The facts are: In testimony before the House Committee on Oversight and Government Reform, Charlene Lamb, a deputy assistant secretary of state for diplomatic security, was asked, "Was there any budget consideration and lack of budget which led you not to increase the number of people in the security force there?" Lamb responded, "No, sir."
May 25, John Morgan writes regarding the IRS scandal: "The IRS did not target conservative groups.
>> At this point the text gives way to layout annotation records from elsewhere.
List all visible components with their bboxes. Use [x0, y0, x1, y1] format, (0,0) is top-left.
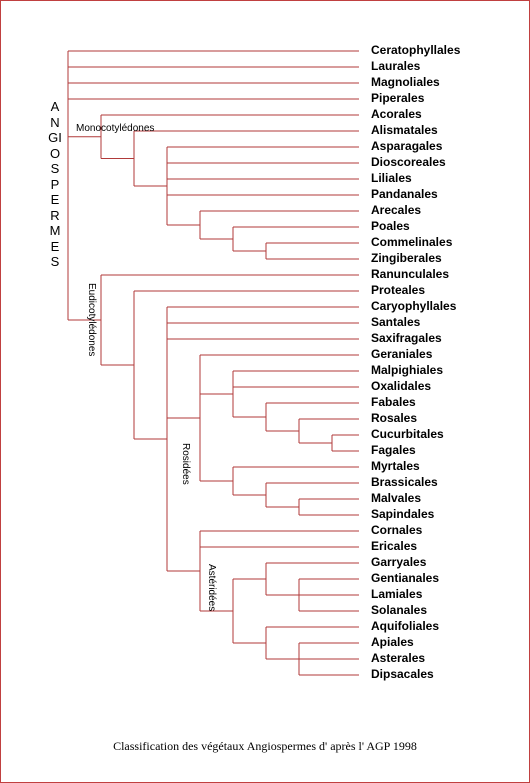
leaf-label: Solanales — [371, 603, 427, 617]
leaf-label: Acorales — [371, 107, 422, 121]
leaf-label: Commelinales — [371, 235, 453, 249]
leaf-label: Laurales — [371, 59, 421, 73]
leaf-label: Dipsacales — [371, 667, 434, 681]
leaf-label: Lamiales — [371, 587, 423, 601]
leaf-label: Ranunculales — [371, 267, 449, 281]
leaf-label: Geraniales — [371, 347, 433, 361]
clade-label: Rosidées — [180, 443, 191, 485]
leaf-label: Saxifragales — [371, 331, 442, 345]
leaf-label: Alismatales — [371, 123, 438, 137]
leaf-label: Poales — [371, 219, 410, 233]
leaf-label: Asterales — [371, 651, 425, 665]
leaf-label: Myrtales — [371, 459, 420, 473]
leaf-label: Sapindales — [371, 507, 435, 521]
leaf-label: Garryales — [371, 555, 427, 569]
leaf-label: Fabales — [371, 395, 416, 409]
leaf-label: Arecales — [371, 203, 421, 217]
leaf-label: Cucurbitales — [371, 427, 444, 441]
leaf-label: Caryophyllales — [371, 299, 457, 313]
leaf-label: Liliales — [371, 171, 412, 185]
leaf-label: Malpighiales — [371, 363, 443, 377]
leaf-label: Pandanales — [371, 187, 438, 201]
leaf-label: Brassicales — [371, 475, 438, 489]
caption: Classification des végétaux Angiospermes… — [113, 739, 417, 753]
leaf-label: Magnoliales — [371, 75, 440, 89]
leaf-label: Cornales — [371, 523, 423, 537]
leaf-label: Santales — [371, 315, 421, 329]
leaf-label: Fagales — [371, 443, 416, 457]
leaf-label: Apiales — [371, 635, 414, 649]
leaf-label: Ericales — [371, 539, 417, 553]
clade-label: Eudicotylédones — [86, 283, 97, 357]
clade-label: Astéridées — [206, 564, 217, 612]
leaf-label: Zingiberales — [371, 251, 442, 265]
leaf-label: Rosales — [371, 411, 417, 425]
leaf-label: Gentianales — [371, 571, 439, 585]
group-title: ANGIOSPERMES — [48, 99, 62, 269]
clade-label: Monocotylédones — [76, 123, 155, 134]
leaf-label: Proteales — [371, 283, 425, 297]
leaf-label: Oxalidales — [371, 379, 431, 393]
leaf-label: Ceratophyllales — [371, 43, 461, 57]
leaf-label: Dioscoreales — [371, 155, 446, 169]
leaf-label: Piperales — [371, 91, 425, 105]
leaf-label: Asparagales — [371, 139, 443, 153]
leaf-label: Aquifoliales — [371, 619, 439, 633]
leaf-label: Malvales — [371, 491, 421, 505]
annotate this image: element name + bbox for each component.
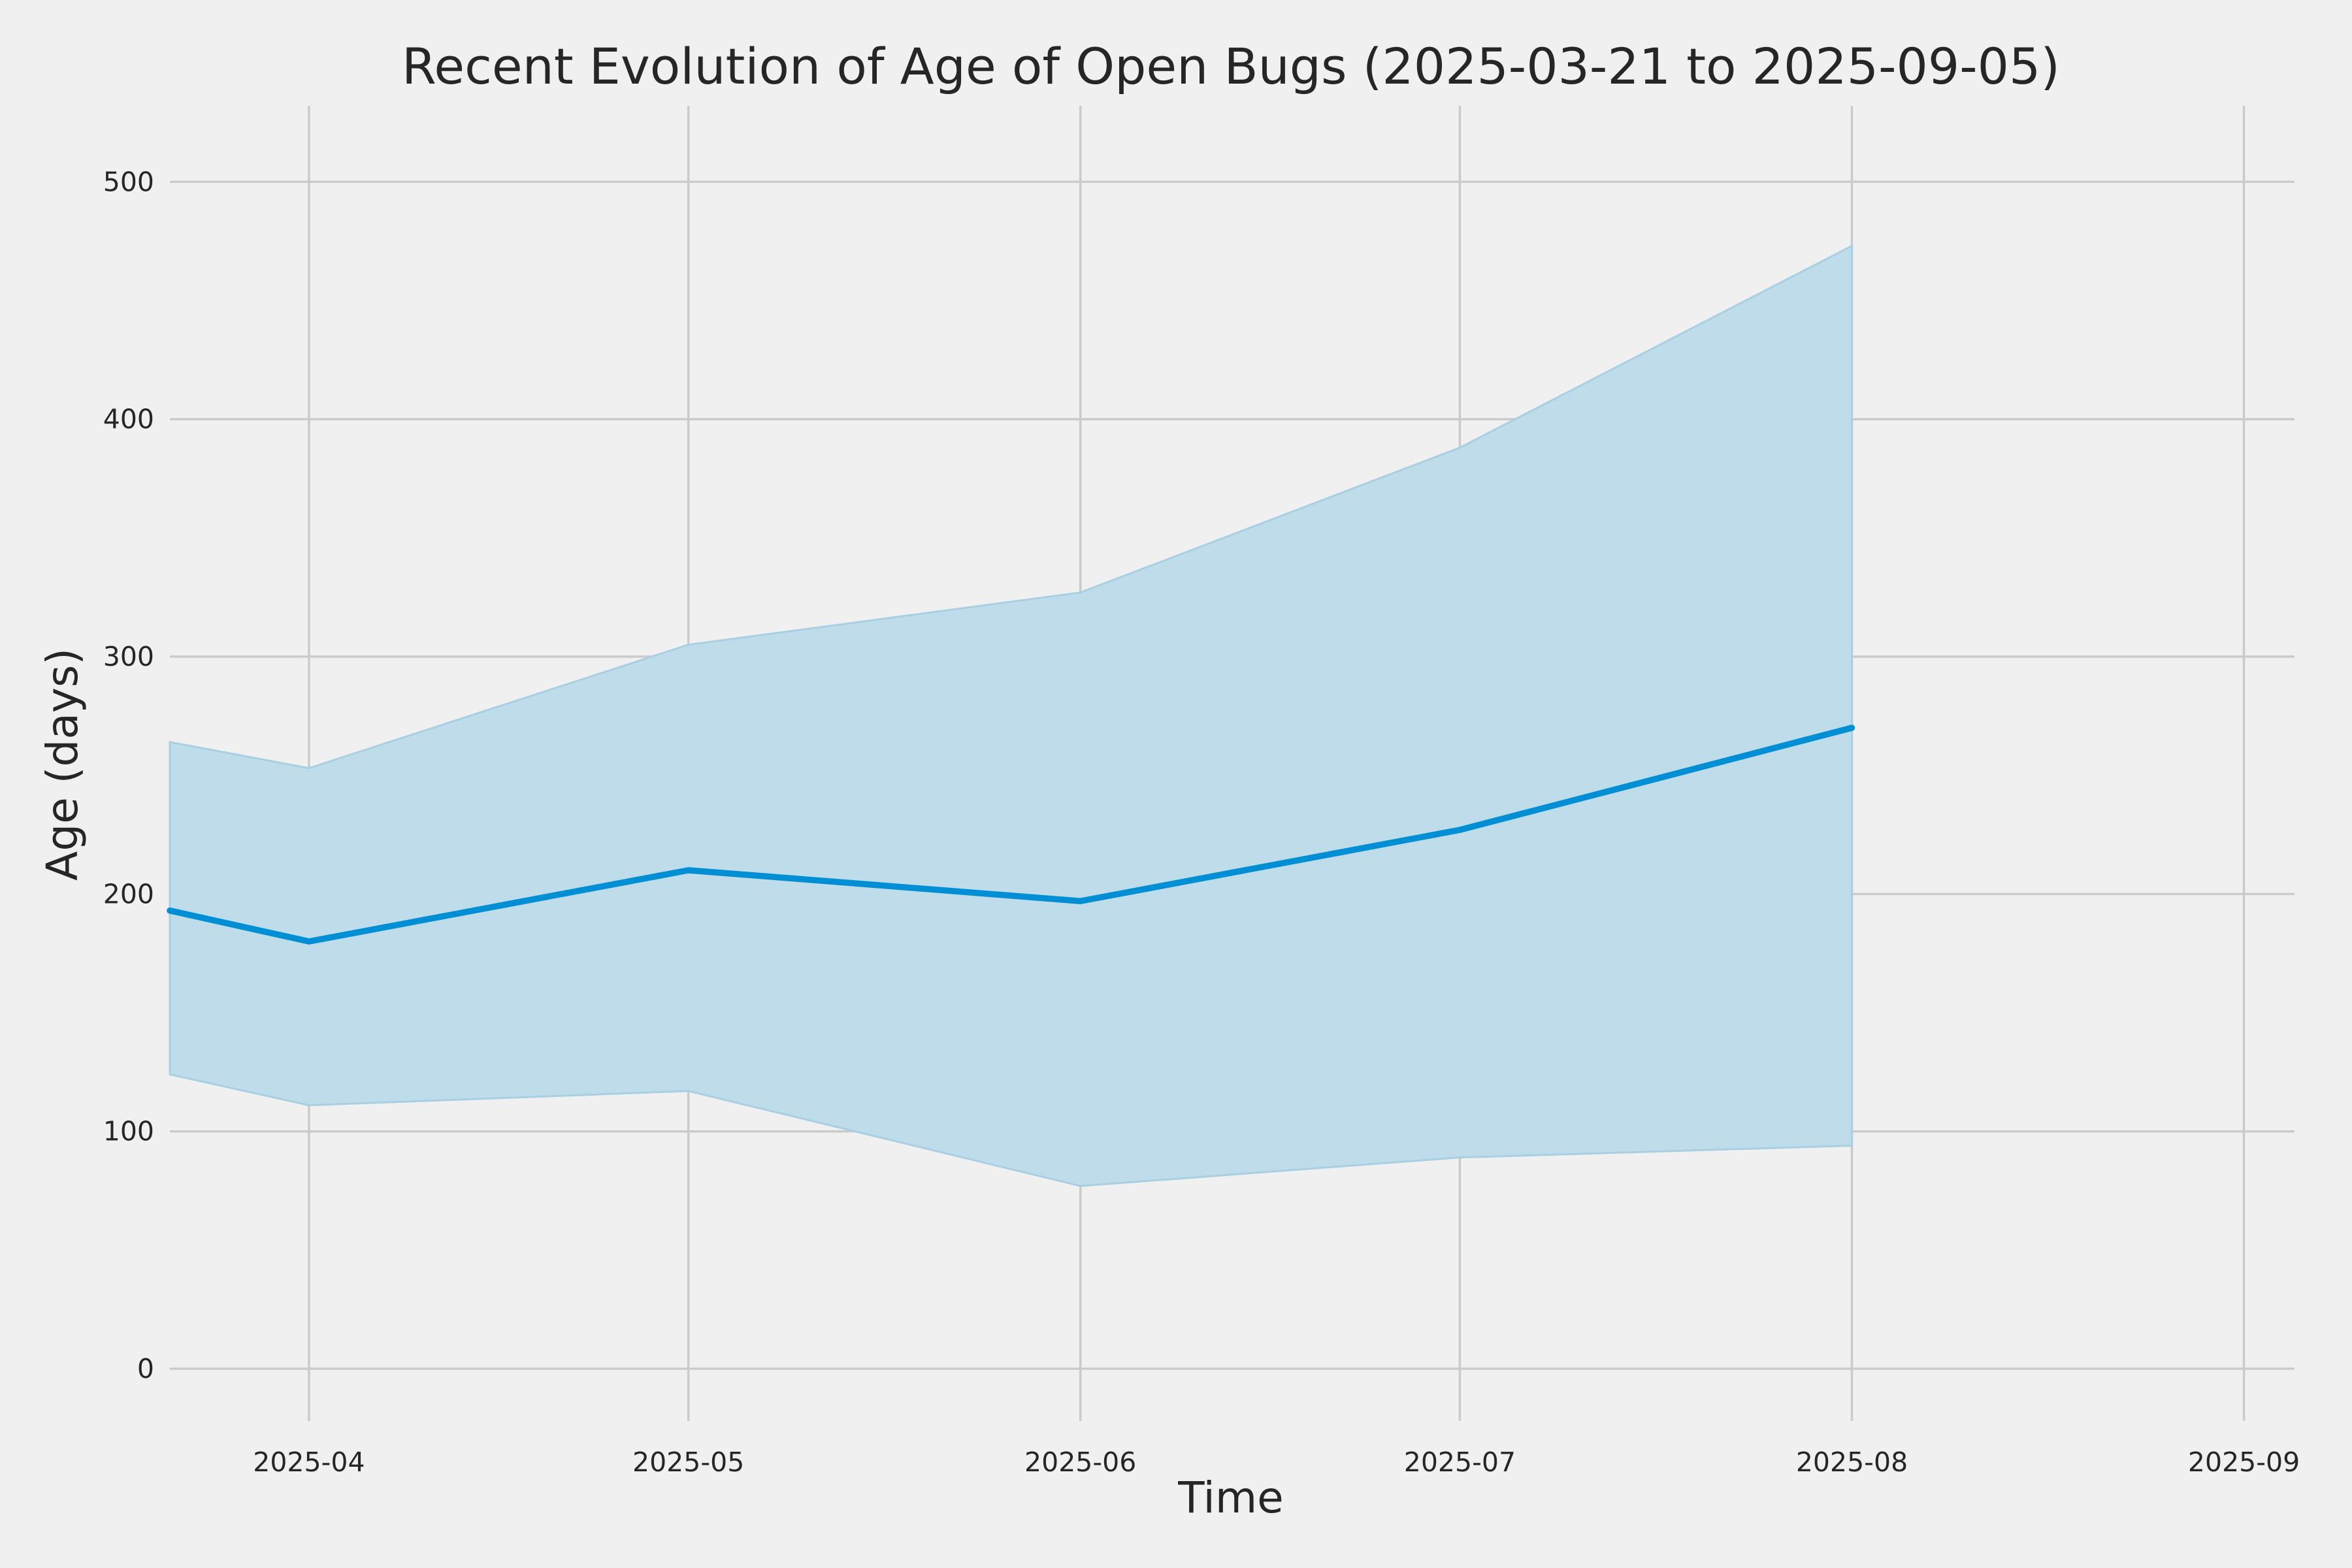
y-axis-label: Age (days) bbox=[37, 648, 88, 881]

Ninety percent of the media is owned by conservatives, so they can edit televised testimony on their programs any way they want.
The facts are: On Page 2 of the Treasury Inspector General report dated May 14, 2013 states, "Early in Calendar Year 2010, the IRS began using inappropriate criteria to identify organizations applying for tax-exempt status to review for indications of significant political campaign intervention."
As an aside, I can't imagine were Morgan gets his information regarding the 90 percent comment.
We all need to respect each others opinions but our opinions should also consider the facts.